Today we are going to look at Adyen N.V. (AMS:ADYEN) to see whether it might be an attractive investment prospect. Specifically, we'll consider its Return On Capital Employed (ROCE), since that will give us an insight into how efficiently the business can generate profits from the capital it requires.
First of all, we'll work out how to calculate ROCE. Then we'll compare its ROCE to similar companies. Finally, we'll look at how its current liabilities affect its ROCE.
Understanding Return On Capital Employed (ROCE)
ROCE is a measure of a company's yearly pre-tax profit (its return), relative to the capital employed in the business. All else being equal, a better business will have a higher ROCE. Ultimately, it is a useful but imperfect metric. Renowned investment researcher Michael Mauboussin has suggested that a high ROCE can indicate that 'one dollar invested in the company generates value of more than one dollar'.

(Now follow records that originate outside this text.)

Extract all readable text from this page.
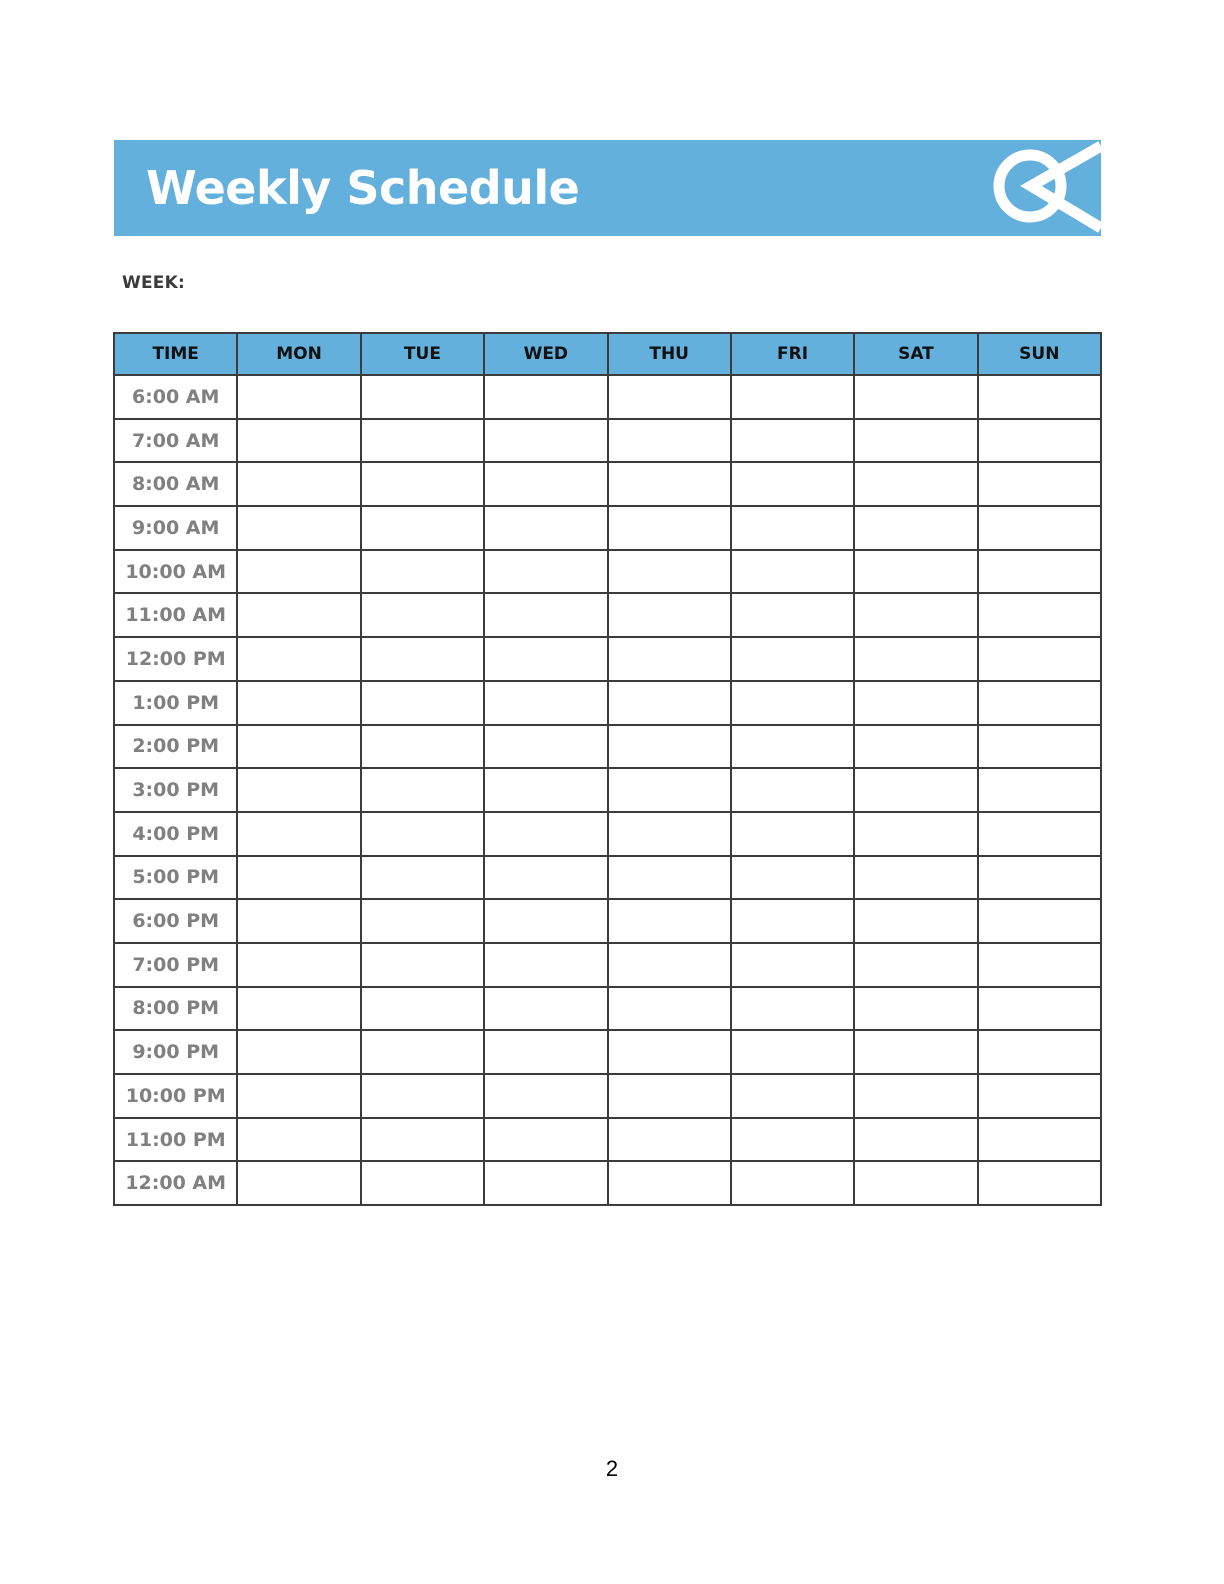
Weekly Schedule
WEEK:
TIME	MON	TUE	WED	THU	FRI	SAT	SUN
6:00 AM							
7:00 AM							
8:00 AM							
9:00 AM							
10:00 AM							
11:00 AM							
12:00 PM							
1:00 PM							
2:00 PM							
3:00 PM							
4:00 PM							
5:00 PM							
6:00 PM							
7:00 PM							
8:00 PM							
9:00 PM							
10:00 PM							
11:00 PM							
12:00 AM							
2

How Do You Calculate Return On Capital Employed?
Analysts use this formula to calculate return on capital employed:
Return on Capital Employed = Earnings Before Interest and Tax (EBIT) ÷ (Total Assets - Current Liabilities)
Or for Adyen:
0.27 = €173m ÷ (€1.9b - €1.2b) (Based on the trailing twelve months to December 2018.)
So, Adyen has an ROCE of 27%.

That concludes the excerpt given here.